Economic Factors Influencing Investor Behavior
The change in investment habits is partly attributed to the economic context. Young investors seem disenchanted with lower share market growth rates and are exploring higher returns through traditional bank savings. Furthermore, the prioritization of essential spending due to rising living costs is impacting investment decisions.
Gender Disparity in ETF Investments
There has been a decline in female participation in ETF investments, dropping from 27% in 2022 to 22% in 2023. This change is attributed to a faster growth rate of male investors and some women opting out of the market.

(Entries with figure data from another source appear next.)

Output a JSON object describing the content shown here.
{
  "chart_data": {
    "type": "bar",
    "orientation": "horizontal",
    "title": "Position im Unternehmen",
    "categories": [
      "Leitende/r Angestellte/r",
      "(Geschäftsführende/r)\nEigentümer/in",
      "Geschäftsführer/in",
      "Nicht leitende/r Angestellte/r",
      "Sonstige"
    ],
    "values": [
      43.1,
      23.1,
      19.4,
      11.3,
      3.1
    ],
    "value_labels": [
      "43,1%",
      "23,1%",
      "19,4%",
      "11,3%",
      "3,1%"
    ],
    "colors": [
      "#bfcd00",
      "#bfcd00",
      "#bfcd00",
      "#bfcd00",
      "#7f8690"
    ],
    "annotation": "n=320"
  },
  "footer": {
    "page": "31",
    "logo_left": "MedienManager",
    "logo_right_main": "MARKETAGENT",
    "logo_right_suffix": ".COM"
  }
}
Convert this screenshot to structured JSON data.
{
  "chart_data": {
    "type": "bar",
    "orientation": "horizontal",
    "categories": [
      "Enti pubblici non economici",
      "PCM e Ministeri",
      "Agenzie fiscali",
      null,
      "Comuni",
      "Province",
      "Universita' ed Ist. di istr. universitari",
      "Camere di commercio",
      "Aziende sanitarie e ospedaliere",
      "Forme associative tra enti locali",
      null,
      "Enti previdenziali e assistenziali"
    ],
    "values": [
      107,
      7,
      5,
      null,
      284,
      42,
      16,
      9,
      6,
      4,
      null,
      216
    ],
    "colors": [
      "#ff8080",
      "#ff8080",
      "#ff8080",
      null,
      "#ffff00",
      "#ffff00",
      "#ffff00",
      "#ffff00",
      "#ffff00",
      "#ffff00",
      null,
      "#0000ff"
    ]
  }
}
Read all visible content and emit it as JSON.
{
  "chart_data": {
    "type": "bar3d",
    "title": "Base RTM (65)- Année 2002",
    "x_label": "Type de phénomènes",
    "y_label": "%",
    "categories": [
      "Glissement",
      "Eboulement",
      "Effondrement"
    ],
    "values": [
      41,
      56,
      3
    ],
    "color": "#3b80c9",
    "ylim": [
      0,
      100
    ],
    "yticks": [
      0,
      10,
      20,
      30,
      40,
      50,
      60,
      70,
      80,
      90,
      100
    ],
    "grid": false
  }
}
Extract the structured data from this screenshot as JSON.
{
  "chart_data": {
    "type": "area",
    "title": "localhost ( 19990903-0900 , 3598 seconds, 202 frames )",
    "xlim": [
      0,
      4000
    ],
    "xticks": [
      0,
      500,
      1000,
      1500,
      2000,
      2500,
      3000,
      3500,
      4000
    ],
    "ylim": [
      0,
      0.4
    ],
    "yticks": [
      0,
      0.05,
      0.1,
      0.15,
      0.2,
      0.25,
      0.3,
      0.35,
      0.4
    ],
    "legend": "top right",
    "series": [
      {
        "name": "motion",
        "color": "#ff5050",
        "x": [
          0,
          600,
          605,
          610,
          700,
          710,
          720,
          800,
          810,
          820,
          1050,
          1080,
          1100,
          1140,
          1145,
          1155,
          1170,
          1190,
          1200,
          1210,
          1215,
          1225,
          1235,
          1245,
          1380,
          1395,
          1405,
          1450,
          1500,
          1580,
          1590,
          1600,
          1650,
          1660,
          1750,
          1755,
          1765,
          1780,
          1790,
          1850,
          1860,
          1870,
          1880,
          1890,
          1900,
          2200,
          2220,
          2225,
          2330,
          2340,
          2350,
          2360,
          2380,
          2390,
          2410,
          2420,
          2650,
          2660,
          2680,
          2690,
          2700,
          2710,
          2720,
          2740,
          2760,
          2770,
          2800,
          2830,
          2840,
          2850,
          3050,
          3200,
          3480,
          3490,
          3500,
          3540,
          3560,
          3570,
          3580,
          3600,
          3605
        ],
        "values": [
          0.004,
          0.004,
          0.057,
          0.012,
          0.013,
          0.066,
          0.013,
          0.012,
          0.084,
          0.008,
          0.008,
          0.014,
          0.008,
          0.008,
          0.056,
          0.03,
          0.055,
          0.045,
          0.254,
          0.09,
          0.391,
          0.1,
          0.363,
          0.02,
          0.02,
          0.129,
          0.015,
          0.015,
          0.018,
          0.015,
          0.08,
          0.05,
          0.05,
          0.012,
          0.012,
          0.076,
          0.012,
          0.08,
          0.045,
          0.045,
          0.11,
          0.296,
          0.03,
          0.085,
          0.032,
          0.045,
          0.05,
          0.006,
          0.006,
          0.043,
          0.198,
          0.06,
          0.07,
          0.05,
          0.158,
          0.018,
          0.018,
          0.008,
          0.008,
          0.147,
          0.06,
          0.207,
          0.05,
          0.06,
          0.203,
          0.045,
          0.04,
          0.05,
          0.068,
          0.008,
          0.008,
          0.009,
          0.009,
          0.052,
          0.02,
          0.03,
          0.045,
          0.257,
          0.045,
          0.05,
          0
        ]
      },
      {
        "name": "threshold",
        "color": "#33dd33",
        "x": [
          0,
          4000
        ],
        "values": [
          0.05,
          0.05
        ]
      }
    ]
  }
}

The Future of ETF Investments
Looking ahead, the trajectory of young investors returning to the market is contingent on central bank rate decisions. Meanwhile, the average tenure of ETF investors remains relatively short, with many exiting within one to five years.
The Role of ETFs in Long-Term Wealth Creation
Experts emphasize the importance of a long-term approach to ETF investments. Betashares Nasdaq 100 ETF, for instance, has shown high returns over a five-year period. However, the average 2% return reported by many investors may reflect a preference for thematic or active ETFs, which don’t always yield the best outcomes.
How Australia’s biggest ETFs have performed
Funds | Funds under management ($m) |
5-year total return (ann,%) |
5-year total return (%) | Growth of $1000 ($) |
---|---|---|---|---|
Betashares Nasdaq 100 | 3335 | 19 | 135 | 2354 |
Betashares Global Sustainability Leaders | 2485 | 15 | 105 | 2053 |
Betashares Global Cybersecurity | 730 | 15 | 103 | 2029 |
Global X Battery Tech & Lithium | 520 | 15 | 101 | 2007 |
VanEck MSCI International Quality | 3910 | 14 | 95 | 1947 |
VanEck Morningstar Wide Moat | 672 | 14 | 91 | 1913 |
ASX, Stockspot
Emerging Trends and Expectations
Despite the current downturn in young investor participation, another 310,000 investors are projected to enter the ETF market in 2023, with young investors forming the smallest group. Industry leaders like Betashares CEO Alex Vynokur anticipate a doubling in the number of ETF investors in the next three years. Vynokur highlights the mainstream appeal of ETFs for long-term wealth creation and the need for ongoing investor education across all age groups.
In summary, the Australian ETF market is experiencing a generational shift with an increased focus on long-term investment strategies. While the younger demographic has seen a decline in participation, older generations are steadily filling the gap, reshaping the investment landscape in the process.